Ranking Member Jon Tester (D-Mont.) said  CCN was created by Congress to supplement, not supplant, care provided by the VA. Sen. Tester expressed disappointment that the VA does not have data on the number of appointments completed through CCN in the first eight months of the program leading up to the expected release of the president’s fiscal year 2021 budget request on Feb. 10.

In his opening statement, Dr. Stone described health care access improvements through greater reach in rural locations, new urgent care benefits, and increased telehealth utilization. Dr. Stone also highlighted the new medical school scholarship program, which will support two veterans at each of the Teague-Cranston Schools and four HBCU medical schools beginning in 2020.

During the questioning, Sen. Moran focused on challenges in implementing CCN, including the disconnect around access standards and narrow networks. Dr. Stone stated that the new network contracts are often not able to meet the access standards finalized in regulation because the commercial market is not set up to meet those standards, particularly in rural areas.

Kameron Matthews, MD, assistant undersecretary for health for community care, stated that TPAs are not required to adhere to the standards because their contracts for Regions 1-4 were finalized before the access standards were established. She added that the Region 5 request for proposal, though solicited after the regulation went into effect, includes waivers that will allow the TPAs to operationalize without meeting the standards.

Sen. Moran also commented that veterans in his state had access to more providers through the previous VA Choice program and the Patient Centered Community Care program (PC3), and that TPAs could be conducting more outreach to non-VA providers to engage them in CCN.

Several members voiced concerns about tracking the CCN budget and health care provider vacancies. In response to questioning, Dr. Stone testified that very high-cost specialists, such as neurosurgeons and gastroenterologists, are difficult to hire because of VA salary caps and more competitive salaries being available in the private sector.
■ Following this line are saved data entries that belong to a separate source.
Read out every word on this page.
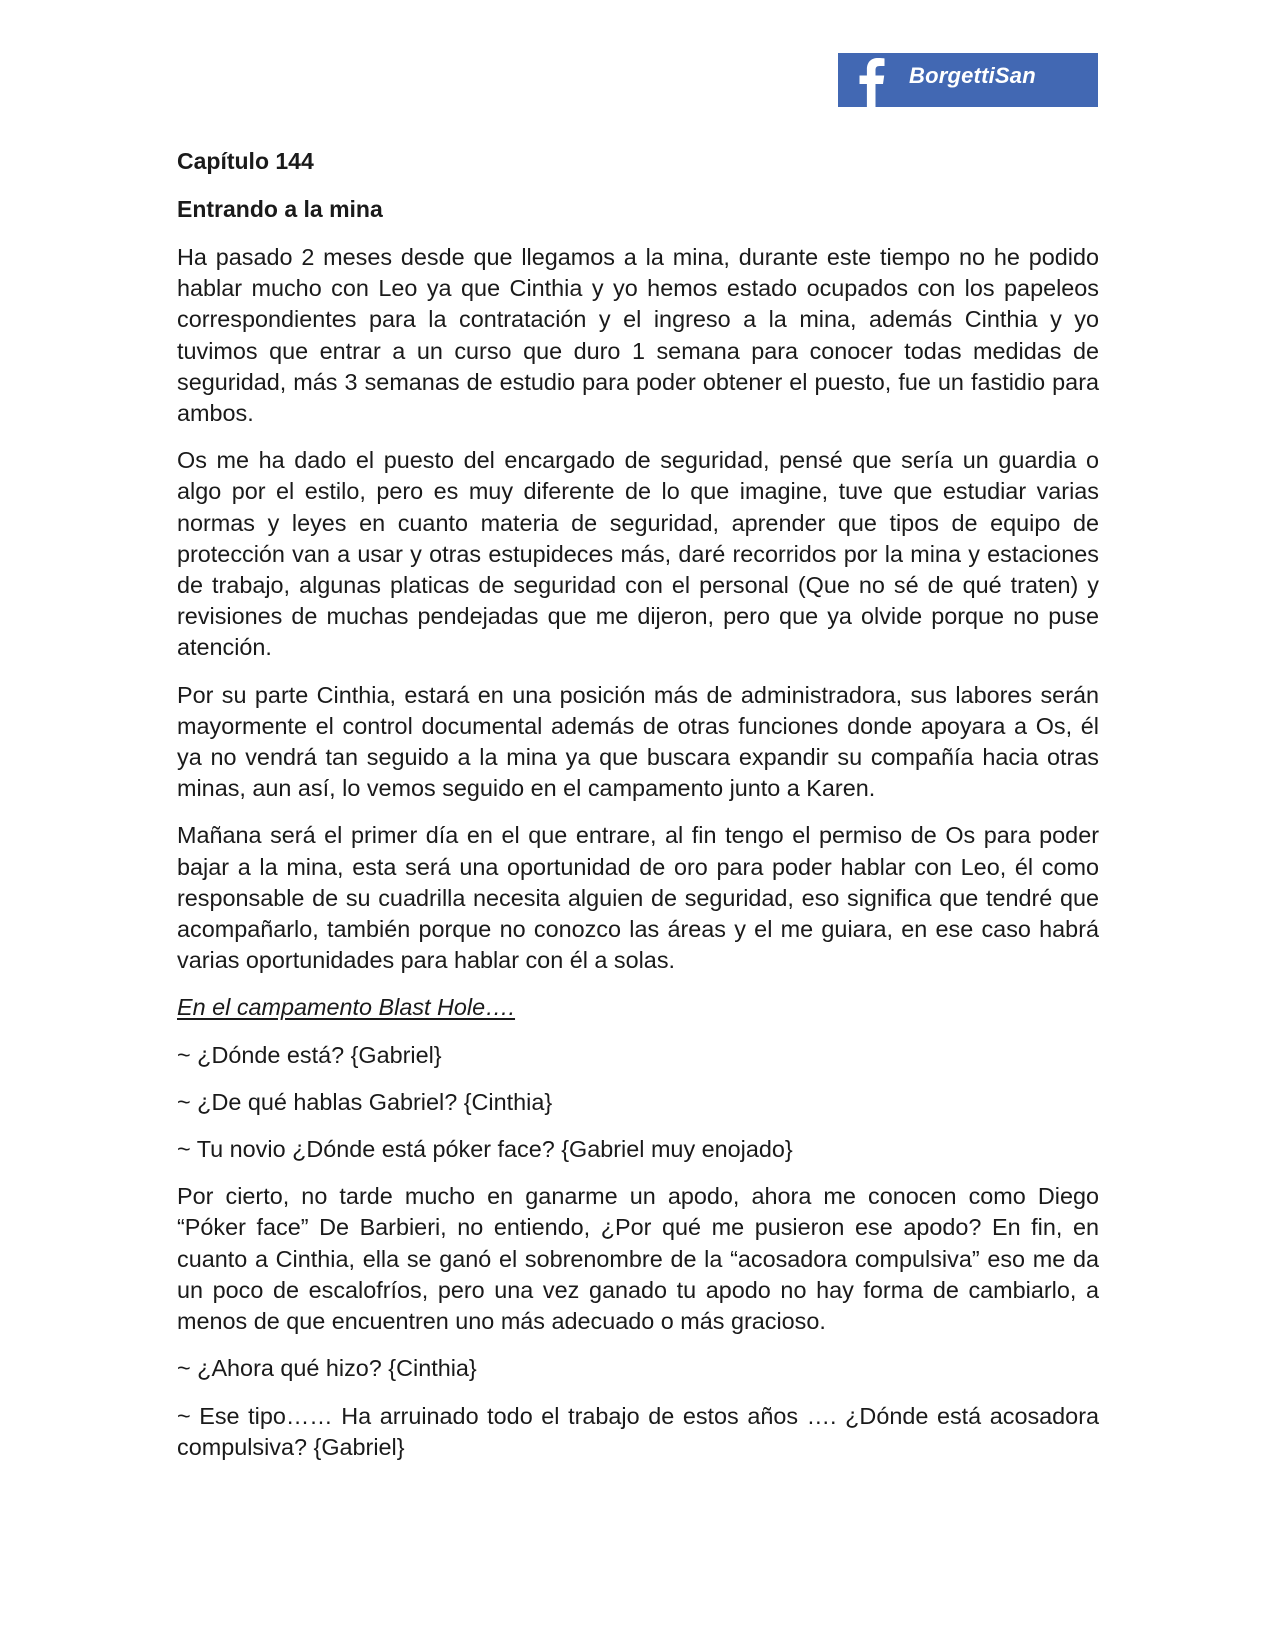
BorgettiSan
Capítulo 144
Entrando a la mina

Ha pasado 2 meses desde que llegamos a la mina, durante este tiempo no he podido hablar mucho con Leo ya que Cinthia y yo hemos estado ocupados con los papeleos correspondientes para la contratación y el ingreso a la mina, además Cinthia y yo tuvimos que entrar a un curso que duro 1 semana para conocer todas medidas de seguridad, más 3 semanas de estudio para poder obtener el puesto, fue un fastidio para ambos.

Os me ha dado el puesto del encargado de seguridad, pensé que sería un guardia o algo por el estilo, pero es muy diferente de lo que imagine, tuve que estudiar varias normas y leyes en cuanto materia de seguridad, aprender que tipos de equipo de protección van a usar y otras estupideces más, daré recorridos por la mina y estaciones de trabajo, algunas platicas de seguridad con el personal (Que no sé de qué traten) y revisiones de muchas pendejadas que me dijeron, pero que ya olvide porque no puse atención.

Por su parte Cinthia, estará en una posición más de administradora, sus labores serán mayormente el control documental además de otras funciones donde apoyara a Os, él ya no vendrá tan seguido a la mina ya que buscara expandir su compañía hacia otras minas, aun así, lo vemos seguido en el campamento junto a Karen.

Mañana será el primer día en el que entrare, al fin tengo el permiso de Os para poder bajar a la mina, esta será una oportunidad de oro para poder hablar con Leo, él como responsable de su cuadrilla necesita alguien de seguridad, eso significa que tendré que acompañarlo, también porque no conozco las áreas y el me guiara, en ese caso habrá varias oportunidades para hablar con él a solas.

En el campamento Blast Hole….

~ ¿Dónde está? {Gabriel}

~ ¿De qué hablas Gabriel? {Cinthia}

~ Tu novio ¿Dónde está póker face? {Gabriel muy enojado}

Por cierto, no tarde mucho en ganarme un apodo, ahora me conocen como Diego “Póker face” De Barbieri, no entiendo, ¿Por qué me pusieron ese apodo? En fin, en cuanto a Cinthia, ella se ganó el sobrenombre de la “acosadora compulsiva” eso me da un poco de escalofríos, pero una vez ganado tu apodo no hay forma de cambiarlo, a menos de que encuentren uno más adecuado o más gracioso.

~ ¿Ahora qué hizo? {Cinthia}

~ Ese tipo…… Ha arruinado todo el trabajo de estos años …. ¿Dónde está acosadora compulsiva? {Gabriel}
Sen. Tillis (R-N.C.) described a recent heart transplant case involving a veteran receiving care through the VA, in which the procedure was performed at Duke University as an academic affiliate of the local VA Medical Center. VA MISSION Act Lead Jennifer MacDonald highlighted the partnerships with academic affiliates as a continued draw for veteran patients. Regarding the process and timing for finalizing provider participation in the new CCN, OptumServe CEO Lt. Gen. Patricia Horoho noted that it is taking longer to integrate academic affiliates into the network compared to other community providers.

While no official next steps are required, several members expressed an interest in more frequent updates from the VA on the new CCN implementation, including on costs and a utilization analysis.